The boys are also responsible for household chores, such as preparing meals and helping their dad with outdoor projects on their 40-acre property.  

And they share their normal adventures with their impressive 1.2 million followers on TikTok.

Breaking Down Stigmas and Redefining Assumptions

Along with their parents, the boys are dispelling stereotypes that people have about children with Down syndrome and other disabilities. Sometimes one troll at a time.

“We’ve had people come on and be rude and make comments, and then I’ll comment back, ‘Well, that’s not very nice,’” said Shannon.

“I private messaged one guy and said, ‘You know, your comment was kind of rude. But by the way, my kids wanted to tell you that you have great tattoos.’ And then the guy comes back and apologizes, and the next thing I know we’re TikTok friends.”

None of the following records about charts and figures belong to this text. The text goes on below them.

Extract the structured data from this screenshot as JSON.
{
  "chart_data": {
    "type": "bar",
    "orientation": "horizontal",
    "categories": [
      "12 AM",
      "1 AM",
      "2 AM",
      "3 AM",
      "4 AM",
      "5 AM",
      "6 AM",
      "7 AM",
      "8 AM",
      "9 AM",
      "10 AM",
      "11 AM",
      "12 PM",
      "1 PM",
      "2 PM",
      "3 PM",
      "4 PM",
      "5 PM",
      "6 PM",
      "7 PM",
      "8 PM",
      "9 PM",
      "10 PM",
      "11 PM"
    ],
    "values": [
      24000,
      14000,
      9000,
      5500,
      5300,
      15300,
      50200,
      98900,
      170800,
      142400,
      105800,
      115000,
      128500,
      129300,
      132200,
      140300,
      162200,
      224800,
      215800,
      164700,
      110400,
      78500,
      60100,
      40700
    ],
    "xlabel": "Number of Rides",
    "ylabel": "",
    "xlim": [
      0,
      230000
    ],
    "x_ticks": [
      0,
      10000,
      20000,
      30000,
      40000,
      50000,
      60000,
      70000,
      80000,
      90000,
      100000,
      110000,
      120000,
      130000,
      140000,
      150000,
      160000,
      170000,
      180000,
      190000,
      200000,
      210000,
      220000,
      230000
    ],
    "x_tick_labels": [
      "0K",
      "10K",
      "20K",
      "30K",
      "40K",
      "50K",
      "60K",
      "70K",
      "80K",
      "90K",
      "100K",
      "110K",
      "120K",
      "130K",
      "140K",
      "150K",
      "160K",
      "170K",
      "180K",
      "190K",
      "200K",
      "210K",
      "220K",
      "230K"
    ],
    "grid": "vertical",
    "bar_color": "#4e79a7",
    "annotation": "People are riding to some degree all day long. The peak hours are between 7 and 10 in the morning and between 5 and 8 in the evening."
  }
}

Here’s to the power of personal connection and experience.

By adopting six kids with special needs, not only did Shannon and Troy change their lives, but they also became unwitting ambassadors for a cause much larger than themselves.

And it’s stories like this one that encourage us all to look beyond our biases, to see the humanity in others, and to celebrate the beauty that exists in our differences.